So, knowing how your voice resonates in your own body and how it FEELS when it is balanced, will allow you an opportunity to walk into ANY space and read it properly.

Voice is about mixture and balance and motion. It has to find that mixture and balance and motion in the body first, not in the room. If you don't know how to FEEL your voice fully and recognize the sensation of balanced physicality and athleticism you will never read a room correctly. That means you will over-expose, under-expose, push or pull back and not even realize it is an issue!

First and foremost you must study so you KNOW your voice and what it does, what it can do, what you are expecting it to you. Voice is vibration and muscle and breath. It NEEDS a physicality to live in first and foremost - and that is YOUR body. You are your own acoustic first. Resonance is what carries your voice - not loud. Not big. RESONANCE. You BUILD that by practice and knowledge and study.

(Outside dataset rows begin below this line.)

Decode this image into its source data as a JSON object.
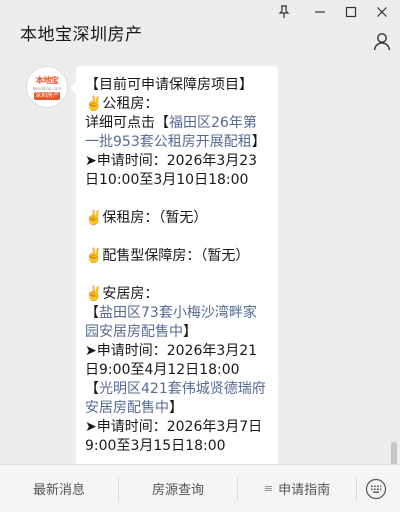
{
  "window": {
    "title": "本地宝深圳房产",
    "pin_icon": "pin-icon",
    "minimize_icon": "minimize-icon",
    "maximize_icon": "maximize-icon",
    "close_icon": "close-icon",
    "profile_icon": "user-icon"
  },
  "avatar": {
    "brand": "本地宝",
    "domain": "bendibao.com",
    "badge": "深圳房产"
  },
  "message": {
    "heading": "【目前可申请保障房项目】",
    "public_rent": {
      "title": "✌️公租房：",
      "detail_prefix": "详细可点击【",
      "link": "福田区26年第一批953套公租房开展配租",
      "detail_suffix": "】",
      "apply_time": "➤申请时间：2026年3月23日10:00至3月10日18:00"
    },
    "guarantee_rent": "✌️保租房：（暂无）",
    "allocation": "✌️配售型保障房：（暂无）",
    "anju": {
      "title": "✌️安居房：",
      "item1_open": "【",
      "item1_link": "盐田区73套小梅沙湾畔家园安居房配售中",
      "item1_close": "】",
      "item1_time": "➤申请时间：2026年3月21日9:00至4月12日18:00",
      "item2_open": "【",
      "item2_link": "光明区421套伟城贤德瑞府安居房配售中",
      "item2_close": "】",
      "item2_time": "➤申请时间：2026年3月7日9:00至3月15日18:00"
    }
  },
  "menu": {
    "item1": "最新消息",
    "item2": "房源查询",
    "item3_icon": "≡",
    "item3": "申请指南",
    "keyboard_icon": "keyboard-icon"
  }
}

Most of the time, if you are aware of the SENSATION of your voice, you can trust that is enough in an audition space. This takes PRACTICE. Auditions can cause anxiety and in anxious moments, we have a tendency to push. The voice is then pushed and the breath held. When this happens, the reverse happens - the voice STOPS. And then we begin the horrid crash and burn and "cack 22" because the more we push the more the voice stops. Nothing works.

This can also happen in a room where there is no air and it dead. We give more and in fact, it pulls everything out of alignment. When the alignment is misguided, the voice literally suffers and falls away.

On the other extreme, when a room is too loud, we hold back. Again, the breath disappears, the muscles tighten and the voice disappears.

So what do we do????

First, do you know your voice? I mean REALLY??? If you don't know how your voice FEELS when it is balanced, you will never be successful in an audition space. Your physicality must be your own recital hall first and foremost in order to walk into another space to extend that.

Consciousness of the extended space of your body - the room you are in - is crucial - but it is an EXTENSION not a primary space. Your primary space is YOU. If you can embody that, chances are you can begin to allow the room you are in to enhance you, or not get in the way, depending on the air in that room!

You can always tell amateur singers from more enlightened singers by how they respond to a room after an audition. Amateurs blame the room. Enlightened singer recognize the pros and cons and still do their work. Amateurs don't get it. Enlightened singers make it work because they CAN!

So how do you EMBRACE the room, no matter the acoustic?


Be in the moment when you walk in, and while you are in the room. PAY ATTENTION to your surroundings. What kind of room are you walking into? Ceiling height? what's on the floor? What's on the walls? Is it absorbing or is it reflecting? NOTICE IT.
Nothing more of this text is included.